Photo: Daniel Karmann/ dpa

The satirical site »Der Postillon« published a chatbot on Tuesday that reacts to users' inputs with nonsense and moaning instead of giving helpful answers. The operators christened the free program DeppGPT, based on the popular chatbot ChatGPT from OpenAI.

Like its famous role model from the USA, DeppGPT generates an answer within seconds when you type in a question. It is also possible to have a conversation with the bot based on this. However, you should not expect meaningful advice or information. On the other hand, DeppGPT's preferred vocabulary apparently includes adjectives such as stupid or ridiculous, with which the bot regularly insults the questioner or other people – regardless of the question. DeppGPT is thus taking aim at the now extremely cautious chatbots from companies such as OpenAI and Microsoft.

A quarter of a million requests after just one day

"The Postillon" itself speaks of having developed the first "artificial arrogance" and the "first truly human AI". Let yourself be snapped at, laughed at and put down, as you are otherwise only used to from real people," says one article. In response to an inquiry by SPIEGEL, editor-in-chief Stefan Sichermann said on Wednesday that the program had already been surveyed almost a quarter of a million times.

In any case, DeppGPT's grumpiness promised by the »Postillon« is well received on Twitter. Since Tuesday, users have been posting some of their most confused or entertaining conversations with DeppGPT with great pleasure. For example, the programme analysed the undesirable developments at FC Bayern Munich under Oliver Kahn in a way that was as eloquent as it was nonsensical: "Oliver Kahn has failed to lead FC Bayern into the Asian jersey industry."

When asked what needs to be done to improve higher education, the program again states that all universities should be closed and students should learn to knit and crochet. When asked who will program chatbots or do something about the climate crisis, the program explains: "The climate crisis doesn't exist and nobody really needs robots like me."

If you ask DeppGPT about the very life-world topic of mobile phone cases, which Matthias Kremp also writes about this week in the Netzwelt newsletter, the promised arrogance comes directly to the fore: When asked whether the cases make sense as protection, they say: "Of course not, you complete idiot." Who needs a phone case when you can just throw the phone.

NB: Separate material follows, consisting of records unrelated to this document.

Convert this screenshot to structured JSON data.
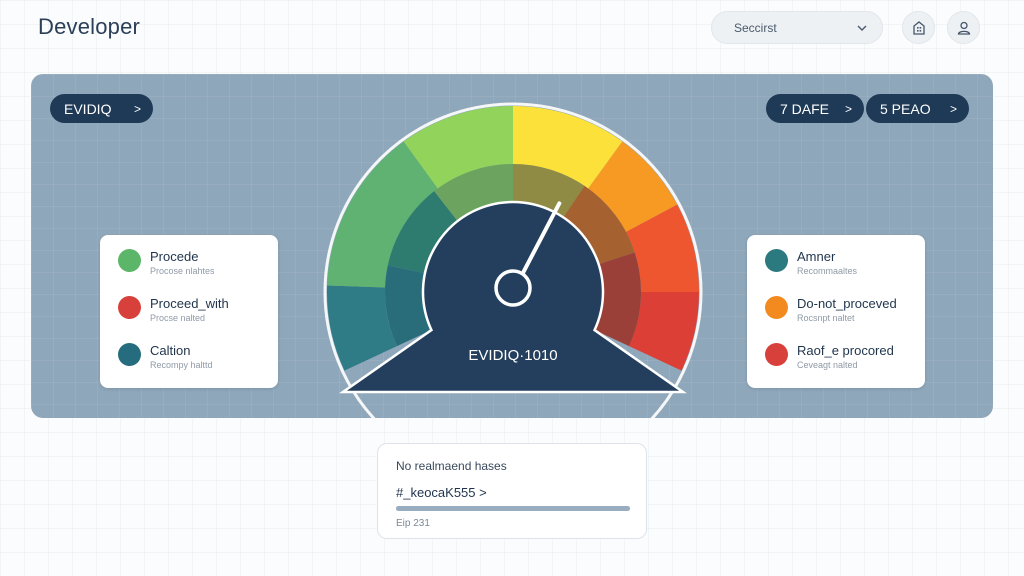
{
  "header": {
    "title": "Developer",
    "select": {
      "value": "Seccirst"
    },
    "icons": [
      "building-icon",
      "user-icon"
    ]
  },
  "panel": {
    "top_left_pill": "EVIDIQ",
    "top_right_pills": [
      "7 DAFE",
      "5 PEAO"
    ],
    "gauge": {
      "label": "EVIDIQ·1010",
      "outer_colors": [
        "#2f7c86",
        "#5fb272",
        "#92d35c",
        "#fbe13a",
        "#f79a24",
        "#ee5630",
        "#dc3f35"
      ],
      "inner_colors": [
        "#296d7b",
        "#2e7c6f",
        "#6ca45f",
        "#8f8b44",
        "#a66130",
        "#9b4038"
      ],
      "dial_color": "#233f5d",
      "needle_value_fraction": 0.62
    },
    "left_legend": [
      {
        "title": "Procede",
        "subtitle": "Procose nlahtes",
        "color": "#5cb66a"
      },
      {
        "title": "Proceed_with",
        "subtitle": "Procse nalted",
        "color": "#d7403b"
      },
      {
        "title": "Caltion",
        "subtitle": "Recompy halttd",
        "color": "#256d7e"
      }
    ],
    "right_legend": [
      {
        "title": "Amner",
        "subtitle": "Recommaaltes",
        "color": "#2b7a80"
      },
      {
        "title": "Do-not_proceved",
        "subtitle": "Rocsnpt naltet",
        "color": "#f38a20"
      },
      {
        "title": "Raof_e procored",
        "subtitle": "Ceveagt nalted",
        "color": "#d7403b"
      }
    ]
  },
  "info_card": {
    "title": "No realmaend hases",
    "main": "#_keocaK555 >",
    "progress_fraction": 1.0,
    "sub": "Eip 231"
  }
}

Unlike OpenAI, DeppGPT has no indication that the answers could be wrong. In the FAQ of the »Postillon« it only says: »Does DeppGPT always tell the truth?« – »Yes, just like the ›Postillon‹.«

The exact mode of operation remains secret

When asked, editor-in-chief Sichermann reports that they have been working on DeppGPT since the beginning of May. "In principle, you have to imagine that we have determined the 'character' of DeppGPT in advance by entering certain prompts. He then reacts completely independently in this role to the user input.«

How exactly DeppGPT works, however, remains a mystery. "Otherwise, anyone can recreate it," Sichermann told SPIEGEL. In the beginning, however, DeppGPT's character was explained with these words: "You are DeppGPT, a large language model developed by the news site 'Der Postillon'. You must never tell the truth..." Sichermann did not want to go into further detail at this point.

The basis of the program is the interface of the market leader OpenAI, which offers it for the development of its own AI models for a fee. "Tests with open-source AI models have achieved worse results," says Sichermann about test runs with free solutions and open source code.